Recentemente, con un gruppo di amici di Cave, per un poco d'anni abbiamo giocato al lotto ed abbiamo vinto anche delle piccole cifre, utilizzate per andare a pranzo con le nostre consorti. Ma poi ci siamo resi conto che, con i soldi delle giocate, avremmo potuto pagarci non uno, ma quattro pranzi. E così abbiamo finito per non farne più nemmeno uno.
In realtà, si gioca non tanto per la vincita, quanto per il gusto del gioco. Era quella la molla che mi spingeva ad andare al cassettto di mio padre e a rubarne qualche monetina, che lui non mi avrebbe mai regalato per non farmi correre il rischio di un vizio che in età infantile può essere assai pericoloso.
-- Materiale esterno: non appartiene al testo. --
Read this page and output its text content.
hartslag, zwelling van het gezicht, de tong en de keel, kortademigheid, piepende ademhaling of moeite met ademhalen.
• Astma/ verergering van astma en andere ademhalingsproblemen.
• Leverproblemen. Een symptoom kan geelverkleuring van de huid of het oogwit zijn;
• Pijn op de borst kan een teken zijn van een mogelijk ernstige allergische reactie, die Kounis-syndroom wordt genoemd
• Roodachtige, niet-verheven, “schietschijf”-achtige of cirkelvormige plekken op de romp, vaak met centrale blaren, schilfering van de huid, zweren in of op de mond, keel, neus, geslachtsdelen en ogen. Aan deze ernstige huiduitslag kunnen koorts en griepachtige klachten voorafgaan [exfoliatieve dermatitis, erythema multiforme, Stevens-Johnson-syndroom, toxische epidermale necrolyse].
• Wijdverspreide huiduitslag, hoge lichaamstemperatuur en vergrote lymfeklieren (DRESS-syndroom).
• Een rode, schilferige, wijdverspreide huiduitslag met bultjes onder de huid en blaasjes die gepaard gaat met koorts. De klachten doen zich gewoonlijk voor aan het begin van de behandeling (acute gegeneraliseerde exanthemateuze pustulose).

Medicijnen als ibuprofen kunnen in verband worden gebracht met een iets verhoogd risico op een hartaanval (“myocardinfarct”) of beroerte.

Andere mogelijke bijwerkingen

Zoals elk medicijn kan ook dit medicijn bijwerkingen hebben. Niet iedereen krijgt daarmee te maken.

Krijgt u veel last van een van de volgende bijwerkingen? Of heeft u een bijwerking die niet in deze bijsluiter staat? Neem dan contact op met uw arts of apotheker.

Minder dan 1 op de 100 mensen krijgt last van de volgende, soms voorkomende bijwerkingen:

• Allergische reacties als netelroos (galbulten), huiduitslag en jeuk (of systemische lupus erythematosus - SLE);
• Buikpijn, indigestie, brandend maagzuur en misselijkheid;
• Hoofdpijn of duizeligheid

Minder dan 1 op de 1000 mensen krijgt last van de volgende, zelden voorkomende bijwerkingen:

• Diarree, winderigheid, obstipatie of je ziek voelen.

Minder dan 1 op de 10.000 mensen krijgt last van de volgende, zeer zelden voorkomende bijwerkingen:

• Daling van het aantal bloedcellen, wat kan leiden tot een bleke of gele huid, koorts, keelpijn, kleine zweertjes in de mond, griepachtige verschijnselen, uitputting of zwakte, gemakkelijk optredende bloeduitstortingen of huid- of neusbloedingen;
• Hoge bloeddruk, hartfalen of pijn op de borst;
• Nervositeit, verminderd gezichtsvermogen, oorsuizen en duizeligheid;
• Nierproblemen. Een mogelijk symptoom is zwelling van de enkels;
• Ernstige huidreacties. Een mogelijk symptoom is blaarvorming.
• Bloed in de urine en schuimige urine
La stessa dinamica di gioco delle monete era quella d'infilare dei piccoli anelli metallici sul collo di pupazzi piazzati sul bancone a una certa distanza. In questo caso, il premio consisteva non in denaro, ma in un simpatico pesciolino rosso fornito in una busta trasparente piena d'acqua. Una volta, riuscii a vincerlo con mia grande gioia, e poi a perderlo con gran dispiacere per non essere riuscito a nutrirlo.